O takim przebiegu zakupów w e-sklepie PGG można było pomarzyć jeszcze kilka miesięcy temu Jest to sygnał że zwiększa się dostępność węgla opałowego co może przełożyć się na niższe ceny

Jest też szansa na zwiększenie limitów zakupu węgla opałowego i ekogroszku w PGG w marcu br. To kolejny powód żeby wstrzymać się z zakupem węgla lub ekogroszku do ogrzania domu.

Warto więc zaoszczędzić środki finansowe i stale monitorować ceny węgla opałowego.

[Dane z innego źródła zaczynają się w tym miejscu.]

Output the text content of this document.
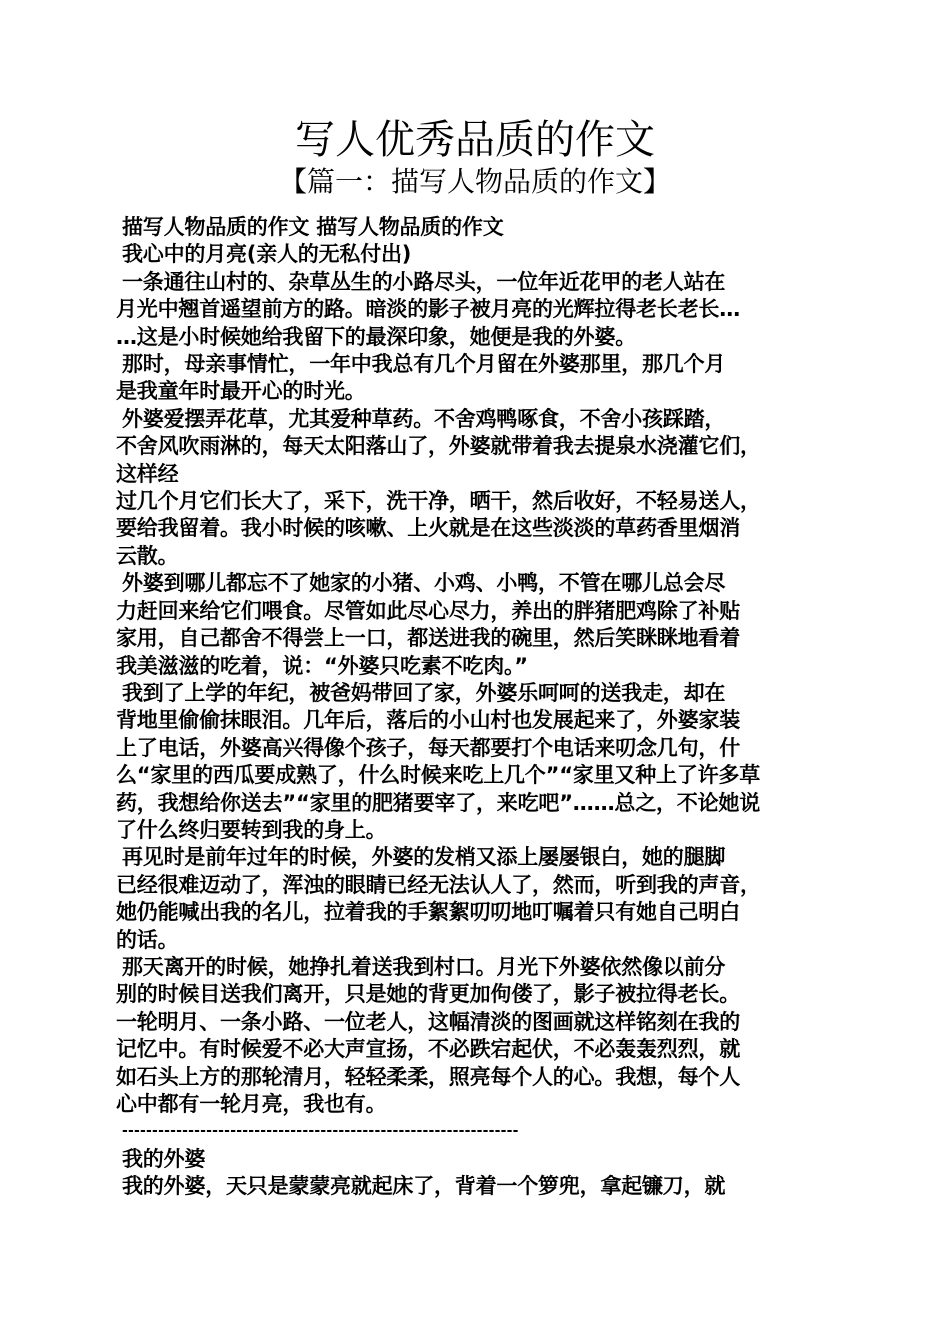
写人优秀品质的作文
【篇一：描写人物品质的作文】
描写人物品质的作文 描写人物品质的作文
我心中的月亮(亲人的无私付出)
一条通往山村的、杂草丛生的小路尽头，一位年近花甲的老人站在
月光中翘首遥望前方的路。暗淡的影子被月亮的光辉拉得老长老长…
…这是小时候她给我留下的最深印象，她便是我的外婆。
那时，母亲事情忙，一年中我总有几个月留在外婆那里，那几个月
是我童年时最开心的时光。
外婆爱摆弄花草，尤其爱种草药。不舍鸡鸭啄食，不舍小孩踩踏，
不舍风吹雨淋的，每天太阳落山了，外婆就带着我去提泉水浇灌它们，
这样经
过几个月它们长大了，采下，洗干净，晒干，然后收好，不轻易送人，
要给我留着。我小时候的咳嗽、上火就是在这些淡淡的草药香里烟消
云散。
外婆到哪儿都忘不了她家的小猪、小鸡、小鸭，不管在哪儿总会尽
力赶回来给它们喂食。尽管如此尽心尽力，养出的胖猪肥鸡除了补贴
家用，自己都舍不得尝上一口，都送进我的碗里，然后笑眯眯地看着
我美滋滋的吃着，说：“外婆只吃素不吃肉。”
我到了上学的年纪，被爸妈带回了家，外婆乐呵呵的送我走，却在
背地里偷偷抹眼泪。几年后，落后的小山村也发展起来了，外婆家装
上了电话，外婆高兴得像个孩子，每天都要打个电话来叨念几句，什
么“家里的西瓜要成熟了，什么时候来吃上几个”“家里又种上了许多草
药，我想给你送去”“家里的肥猪要宰了，来吃吧”……总之，不论她说
了什么终归要转到我的身上。
再见时是前年过年的时候，外婆的发梢又添上屡屡银白，她的腿脚
已经很难迈动了，浑浊的眼睛已经无法认人了，然而，听到我的声音，
她仍能喊出我的名儿，拉着我的手絮絮叨叨地叮嘱着只有她自己明白
的话。
那天离开的时候，她挣扎着送我到村口。月光下外婆依然像以前分
别的时候目送我们离开，只是她的背更加佝偻了，影子被拉得老长。
一轮明月、一条小路、一位老人，这幅清淡的图画就这样铭刻在我的
记忆中。有时候爱不必大声宣扬，不必跌宕起伏，不必轰轰烈烈，就
如石头上方的那轮清月，轻轻柔柔，照亮每个人的心。我想，每个人
心中都有一轮月亮，我也有。
------------------------------------------------------------------
我的外婆
我的外婆，天只是蒙蒙亮就起床了，背着一个箩兜，拿起镰刀，就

Wielu ekspertów podkreśla, że to właśnie na przełomie tej wiosny i lata węgiel opałowy powinien być najtańszy, kiedy nikt go nie będzie chciał kupować.

Wtedy będzie można zmagazynować opał nawet na 2 sezony i w ten sposób uniezależnić się od różnych zawirowań cenowych.

A jestem pewien, że tych ostatnich będziemy znowu doświadczać na początku września br. Czemu? Bo wtedy zaczynają się przygotowania do kolejnego sezonu grzewczego i rośnie zainteresowanie zakupem paliw opałowych do ogrzania domu.